ElasticSearch/Kibana:获取在比特定日期更新的条目中找不到的值 [英] ElasticSearch/Kibana: get values that are not found in entries more recent than a certain date

查看:98
本文介绍了ElasticSearch/Kibana:获取在比特定日期更新的条目中找不到的值的处理方法,对大家解决问题具有一定的参考价值,需要的朋友们下面随着小编来一起学习吧!

问题描述

我拥有大量设备,这些设备会定期(例如每10分钟发送一次)按以下格式进入ElasticSearch:

I have a fleet of devices that push to ElasticSearch at regular intervals (let's say every 10 minutes) entries of this form:

{
    "deviceId": "unique-device-id",
    "timestamp": 1586390031,
    "payload" : { various data }
}

我通常通过Kibana来查看数据,方法是过滤最后7天的数据,然后按设备ID或有效负载中的其他数据进行细分.

I usually look at this through Kibana by filtering for the last 7 days of data and then drilling down by device id or some other piece of data from the payload.

现在,我想通过查找在过去一小时内未报告任何内容的设备来了解这支车队的健康状况.我一直在搞各种各样的过滤器和可视化,而我得到的最接近的是一个数据表,其中包含设备ID和每个条目的最后一个条目的时间戳,并按时间戳排序.这很有用,但由于我有数千台设备,因此很难使用.

Now I'm trying to get a sense of the health of this fleet by finding devices that haven't reported anything in the last hour let's say.

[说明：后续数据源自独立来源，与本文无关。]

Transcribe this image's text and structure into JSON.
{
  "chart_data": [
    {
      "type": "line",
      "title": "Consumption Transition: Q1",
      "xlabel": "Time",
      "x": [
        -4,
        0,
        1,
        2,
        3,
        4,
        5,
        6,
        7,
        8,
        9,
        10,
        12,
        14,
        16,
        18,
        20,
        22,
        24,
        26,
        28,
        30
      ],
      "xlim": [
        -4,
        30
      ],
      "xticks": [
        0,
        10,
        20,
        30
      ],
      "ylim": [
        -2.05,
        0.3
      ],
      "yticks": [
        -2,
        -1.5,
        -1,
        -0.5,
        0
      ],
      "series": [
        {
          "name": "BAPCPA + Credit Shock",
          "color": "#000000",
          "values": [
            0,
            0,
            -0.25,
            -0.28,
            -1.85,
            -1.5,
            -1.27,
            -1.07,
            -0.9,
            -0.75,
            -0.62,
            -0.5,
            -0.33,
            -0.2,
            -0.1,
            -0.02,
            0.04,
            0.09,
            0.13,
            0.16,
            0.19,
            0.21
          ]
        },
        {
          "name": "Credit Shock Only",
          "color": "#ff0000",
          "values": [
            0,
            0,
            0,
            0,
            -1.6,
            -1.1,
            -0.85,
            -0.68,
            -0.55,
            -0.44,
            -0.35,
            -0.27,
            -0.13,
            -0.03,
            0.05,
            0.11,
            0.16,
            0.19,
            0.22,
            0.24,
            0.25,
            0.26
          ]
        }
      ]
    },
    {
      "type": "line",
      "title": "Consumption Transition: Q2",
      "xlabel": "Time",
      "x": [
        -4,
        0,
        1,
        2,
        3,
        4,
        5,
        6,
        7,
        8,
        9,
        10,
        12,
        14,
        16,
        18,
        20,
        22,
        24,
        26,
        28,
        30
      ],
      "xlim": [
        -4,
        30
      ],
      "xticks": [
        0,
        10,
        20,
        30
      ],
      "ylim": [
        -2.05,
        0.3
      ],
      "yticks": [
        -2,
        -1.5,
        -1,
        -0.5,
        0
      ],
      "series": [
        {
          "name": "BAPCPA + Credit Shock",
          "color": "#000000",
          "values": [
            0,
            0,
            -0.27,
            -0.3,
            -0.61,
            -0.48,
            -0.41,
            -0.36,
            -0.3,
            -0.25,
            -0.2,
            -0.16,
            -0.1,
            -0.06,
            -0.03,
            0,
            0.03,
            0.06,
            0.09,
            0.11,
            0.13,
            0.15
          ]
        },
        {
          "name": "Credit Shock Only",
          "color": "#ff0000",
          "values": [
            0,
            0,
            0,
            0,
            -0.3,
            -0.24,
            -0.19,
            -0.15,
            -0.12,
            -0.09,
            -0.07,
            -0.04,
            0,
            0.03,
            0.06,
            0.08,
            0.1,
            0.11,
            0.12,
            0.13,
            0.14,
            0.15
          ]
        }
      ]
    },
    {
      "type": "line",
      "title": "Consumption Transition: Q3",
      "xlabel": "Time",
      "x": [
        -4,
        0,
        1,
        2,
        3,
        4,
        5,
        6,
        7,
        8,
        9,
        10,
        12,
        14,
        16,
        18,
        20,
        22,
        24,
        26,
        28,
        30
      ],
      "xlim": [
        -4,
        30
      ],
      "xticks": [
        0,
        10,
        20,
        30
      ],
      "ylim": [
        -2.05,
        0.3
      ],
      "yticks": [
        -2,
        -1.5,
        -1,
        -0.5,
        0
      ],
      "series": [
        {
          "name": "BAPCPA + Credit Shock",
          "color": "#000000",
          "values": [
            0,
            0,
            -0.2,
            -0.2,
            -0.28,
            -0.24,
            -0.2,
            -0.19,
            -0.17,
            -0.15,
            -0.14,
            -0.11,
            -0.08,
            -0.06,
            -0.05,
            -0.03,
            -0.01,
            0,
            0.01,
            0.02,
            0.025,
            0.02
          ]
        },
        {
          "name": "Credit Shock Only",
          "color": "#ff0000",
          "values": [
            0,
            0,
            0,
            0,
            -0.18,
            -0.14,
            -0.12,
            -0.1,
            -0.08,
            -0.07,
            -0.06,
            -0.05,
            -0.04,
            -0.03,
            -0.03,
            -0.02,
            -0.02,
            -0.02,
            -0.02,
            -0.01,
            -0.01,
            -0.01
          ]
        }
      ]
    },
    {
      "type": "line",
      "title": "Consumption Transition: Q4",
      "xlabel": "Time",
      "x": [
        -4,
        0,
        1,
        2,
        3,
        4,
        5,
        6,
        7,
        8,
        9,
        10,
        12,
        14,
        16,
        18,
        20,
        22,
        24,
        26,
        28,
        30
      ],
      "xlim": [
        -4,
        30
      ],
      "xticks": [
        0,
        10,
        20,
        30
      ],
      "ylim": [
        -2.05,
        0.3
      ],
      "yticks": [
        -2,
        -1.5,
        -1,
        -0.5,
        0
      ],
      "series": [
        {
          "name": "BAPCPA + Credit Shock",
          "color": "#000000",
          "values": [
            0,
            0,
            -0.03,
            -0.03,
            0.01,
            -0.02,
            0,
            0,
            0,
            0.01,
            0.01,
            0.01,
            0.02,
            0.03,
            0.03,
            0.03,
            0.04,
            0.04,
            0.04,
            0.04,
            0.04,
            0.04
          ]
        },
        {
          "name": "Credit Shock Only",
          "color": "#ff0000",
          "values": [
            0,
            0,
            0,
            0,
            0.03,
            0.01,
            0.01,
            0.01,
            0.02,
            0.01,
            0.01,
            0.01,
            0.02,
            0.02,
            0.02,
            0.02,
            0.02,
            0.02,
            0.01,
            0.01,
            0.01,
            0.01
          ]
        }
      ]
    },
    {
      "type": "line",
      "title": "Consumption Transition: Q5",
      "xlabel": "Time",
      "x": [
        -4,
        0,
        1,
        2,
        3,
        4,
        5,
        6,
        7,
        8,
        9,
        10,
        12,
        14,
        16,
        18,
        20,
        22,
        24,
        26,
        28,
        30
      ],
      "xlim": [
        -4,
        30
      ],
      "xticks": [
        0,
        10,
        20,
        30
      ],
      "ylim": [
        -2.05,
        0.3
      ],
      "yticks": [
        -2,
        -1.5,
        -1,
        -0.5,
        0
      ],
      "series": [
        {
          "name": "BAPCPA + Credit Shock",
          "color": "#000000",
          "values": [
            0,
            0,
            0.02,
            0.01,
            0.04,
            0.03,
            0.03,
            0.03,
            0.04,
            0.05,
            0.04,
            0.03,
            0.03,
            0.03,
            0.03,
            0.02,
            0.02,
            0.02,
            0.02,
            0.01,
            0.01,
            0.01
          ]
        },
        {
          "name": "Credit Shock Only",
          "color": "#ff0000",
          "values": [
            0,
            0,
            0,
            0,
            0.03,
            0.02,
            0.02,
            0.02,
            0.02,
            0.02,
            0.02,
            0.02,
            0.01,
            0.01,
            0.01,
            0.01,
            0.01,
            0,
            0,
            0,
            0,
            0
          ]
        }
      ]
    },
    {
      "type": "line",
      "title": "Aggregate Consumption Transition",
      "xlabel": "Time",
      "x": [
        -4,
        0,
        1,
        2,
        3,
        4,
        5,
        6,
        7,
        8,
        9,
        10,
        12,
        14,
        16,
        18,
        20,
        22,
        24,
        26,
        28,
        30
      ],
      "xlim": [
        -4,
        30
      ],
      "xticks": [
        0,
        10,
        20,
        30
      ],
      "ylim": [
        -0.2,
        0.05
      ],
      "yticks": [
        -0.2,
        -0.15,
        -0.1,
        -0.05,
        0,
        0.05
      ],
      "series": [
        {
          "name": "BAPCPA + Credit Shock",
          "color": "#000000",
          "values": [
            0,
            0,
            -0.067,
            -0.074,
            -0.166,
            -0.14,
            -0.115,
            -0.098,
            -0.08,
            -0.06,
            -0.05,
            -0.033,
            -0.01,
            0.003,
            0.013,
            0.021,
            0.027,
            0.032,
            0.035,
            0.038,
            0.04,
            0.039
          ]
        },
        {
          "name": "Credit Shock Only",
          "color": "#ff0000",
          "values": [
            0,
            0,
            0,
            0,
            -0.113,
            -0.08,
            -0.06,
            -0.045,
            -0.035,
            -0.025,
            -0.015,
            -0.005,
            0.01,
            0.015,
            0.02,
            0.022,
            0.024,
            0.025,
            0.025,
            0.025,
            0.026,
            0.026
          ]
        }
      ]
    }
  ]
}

I've been messing around with all sorts of filters and visualisations and the closest I got to this is a data table with device ids and the timestamp of the last entry for each, sorted by timestamp. This is useful but is somewhat hard to work with as I have a few thousand devices.

我梦dream以求的是让上述表格仅包含最近一小时未报告的设备ID,或者仅获取两个数字:过去7天所看到的不同设备ID的总数以及过去一小时内未显示的设备ID总数.

What I dream of is getting either the above mentioned table to contain only the device ids that have not reported in the last hour, or getting only two numbers: the total count of distinct device ids seen in the last 7 days and the total count of device ids not seen in the last hour.

如果其中任何一种可能,您能指出正确的方向吗?

Can you point me in the right direction, if any one of these is even possible?

推荐答案

我将跳过表格,采用第二种方法-仅获取计数.我认为有可能从计数倒退到行中.

I'll skip the table and take the second approach -- only getting the counts. I think it's possible to walk your way backwards to the rows from the counts.

注意:我将使用人类可读的时间格式而不是时间戳,但是 epoch_seconds 在您的实际用例中也可以正常工作.此外,我添加了 comment 字段,为每个文档提供了一些背景信息.

Note: I'll be using a human readable time format instead of timestamps but epoch_seconds will work just as fine in your real use case. Also, I've added the comment field to give each doc some background.

首先,设置您的索引:

PUT fleet
{
  "mappings": {
    "properties": {
      "timestamp": {
        "type": "date",
        "format": "epoch_second||yyyy-MM-dd HH:mm:ss"
      },
      "comment": {
        "type": "text"
      },
      "deviceId": {
        "type": "text",
        "fields": {
          "keyword": {
            "type": "keyword"
          }
        }
      }
    }
  }
}

同步一些文档-我在UTC + 2中,所以我选择了这些时间戳:

Sync a few docs -- I'm in UTC+2 so I chose these timestamps:

POST fleet/_doc
{
  "deviceId": "asdjhfa343",
  "timestamp": "2020-04-05 10:00:00",
  "comment": "in the last week"
}

POST fleet/_doc
{
  "deviceId": "asdjhfa343",
  "timestamp": "2020-04-10 13:05:00",
  "comment": "#asdjhfa343 in the last hour"
}

POST fleet/_doc
{
  "deviceId": "asdjhfa343",
  "timestamp": "2020-04-10 12:05:00",
  "comment": "#asdjhfa343 in the 2 hours"
}

POST fleet/_doc
{
  "deviceId": "asdjhfa343sdas",
  "timestamp": "2020-04-07 09:00:00",
  "comment": "in the last week"
}

POST fleet/_doc
{
  "deviceId": "asdjhfa343sdas",
  "timestamp": "2020-04-10 12:35:00",
  "comment": "in last 2hrs"
}

总共有以下条件的5个文档和2个不同的设备ID

In total, we've got 5 docs and 2 distinct device ids w/ the following conditions

  1. 过去7天都出现了
  2. 两者都在最近2小时内
  3. 最后一个小时里只有一个

所以我有兴趣精确地找到1个 deviceId ,它出现在最近2小时但不是最近1小时.

so I'm interested in finding precisely 1 deviceId which has appeared in the last 2hrs BUT not last 1hr.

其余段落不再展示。